Every morning, Rohan would glance at the clock while tying his shoelaces. It would read 8:05. Panic would immediately set in. He would rush out of the house, barely making it to school on time. This became a routine-Rohan and the clock, always racing against those five extra minutes.

Once, his father had suggested fixing it. "It should be repaired," he had said, thinking it was a simple problem with a simple solution.

But his mother disagreed. She smiled and said, "Let it be. It keeps him active. It's good for him."

And so, the clock remained unchanged. Time moved on-quietly, swiftly. One day Rohan was in school, the next he was in college, and before he knew it, he had started working. Life kept moving forward, but that clock in his house always stayed five minutes ahead of the world.

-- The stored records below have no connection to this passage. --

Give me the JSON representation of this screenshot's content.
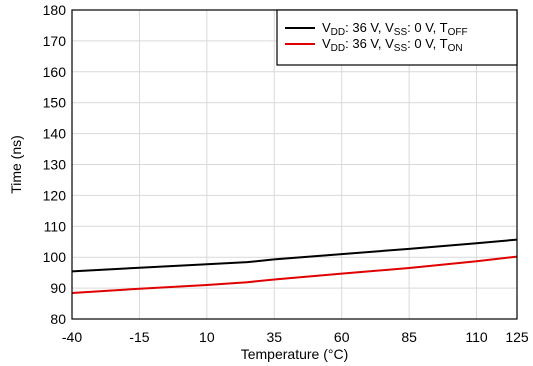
{
  "chart_data": {
    "type": "line",
    "title": "",
    "xlabel": "Temperature (°C)",
    "ylabel": "Time (ns)",
    "xlim": [
      -40,
      125
    ],
    "ylim": [
      80,
      180
    ],
    "x_ticks": [
      -40,
      -15,
      10,
      35,
      60,
      85,
      110,
      125
    ],
    "y_ticks": [
      80,
      90,
      100,
      110,
      120,
      130,
      140,
      150,
      160,
      170,
      180
    ],
    "x_tick_labels": [
      "-40",
      "-15",
      "10",
      "35",
      "60",
      "85",
      "110",
      "125"
    ],
    "y_tick_labels": [
      "80",
      "90",
      "100",
      "110",
      "120",
      "130",
      "140",
      "150",
      "160",
      "170",
      "180"
    ],
    "grid": true,
    "legend_position": "top-right",
    "series": [
      {
        "name": "VDD: 36 V, VSS: 0 V, TOFF",
        "color": "#000000",
        "label_parts": [
          {
            "text": "V",
            "sub": false
          },
          {
            "text": "DD",
            "sub": true
          },
          {
            "text": ": 36 V, V",
            "sub": false
          },
          {
            "text": "SS",
            "sub": true
          },
          {
            "text": ": 0 V, T",
            "sub": false
          },
          {
            "text": "OFF",
            "sub": true
          }
        ],
        "x": [
          -40,
          -15,
          10,
          25,
          35,
          60,
          85,
          110,
          125
        ],
        "y": [
          95.4,
          96.6,
          97.7,
          98.4,
          99.3,
          101.0,
          102.7,
          104.5,
          105.7
        ]
      },
      {
        "name": "VDD: 36 V, VSS: 0 V, TON",
        "color": "#e00000",
        "label_parts": [
          {
            "text": "V",
            "sub": false
          },
          {
            "text": "DD",
            "sub": true
          },
          {
            "text": ": 36 V, V",
            "sub": false
          },
          {
            "text": "SS",
            "sub": true
          },
          {
            "text": ": 0 V, T",
            "sub": false
          },
          {
            "text": "ON",
            "sub": true
          }
        ],
        "x": [
          -40,
          -15,
          10,
          25,
          35,
          60,
          85,
          110,
          125
        ],
        "y": [
          88.4,
          89.8,
          91.0,
          91.9,
          92.8,
          94.7,
          96.5,
          98.7,
          100.2
        ]
      }
    ]
  }
}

Getting his job was a big moment for Rohan. But soon after, something unsettling happened-his mother fell ill.

She brushed it off lightly. "I'm just tired," she would say from her bed. "It's nothing."

But Rohan could see that it was not nothing.

One morning, as he stood beside her, worry crept into his mind. He glanced at his watch. He was already running late. Anxiety took over.

"I'll talk to you properly in the evening," he said hurriedly, picking up his bag.

Evenings came and went. Deadlines replaced dinners. Conversations grew shorter. "Kal baat karte hain," became a habit - a promise postponed, again and again.

One night, Rohan came home unusually early.

The house felt different. Too quiet.

The wall clock read 8:05.

His mother's room was empty.

At the hospital, time slowed down painfully. Each second felt heavy, each minute louder than the last. The doctor spoke softly, but Rohan could barely hear him.

"She was waiting for you," the doctor said gently. "She kept asking what time you would come."

Rohan sat on a bench, staring at his watch. For the first time, he wished time would go backwards instead of forward. He wanted those lost moments back-those five minutes he never gave.

A few days later, after all the rituals were over, Rohan looked at the wall clock again.

It had stopped.

Exactly at 8:05.

No one had fixed it.

And now, it never would be.

From that day on, every morning before leaving for work, Rohan paused. He no longer rushed. He did not look at his phone. He simply stood still for a moment.

He looked at the silent clock.

And remembered what five minutes could mean.

Sometimes, five minutes can change everything.

Slowly, Rohan began leaving earlier. He started sitting longer at home. Talking more. Listening more.

Time did not slow down.

But Rohan did.

Moral

Time never stops for us-but we can choose how we use it, and who we give it to.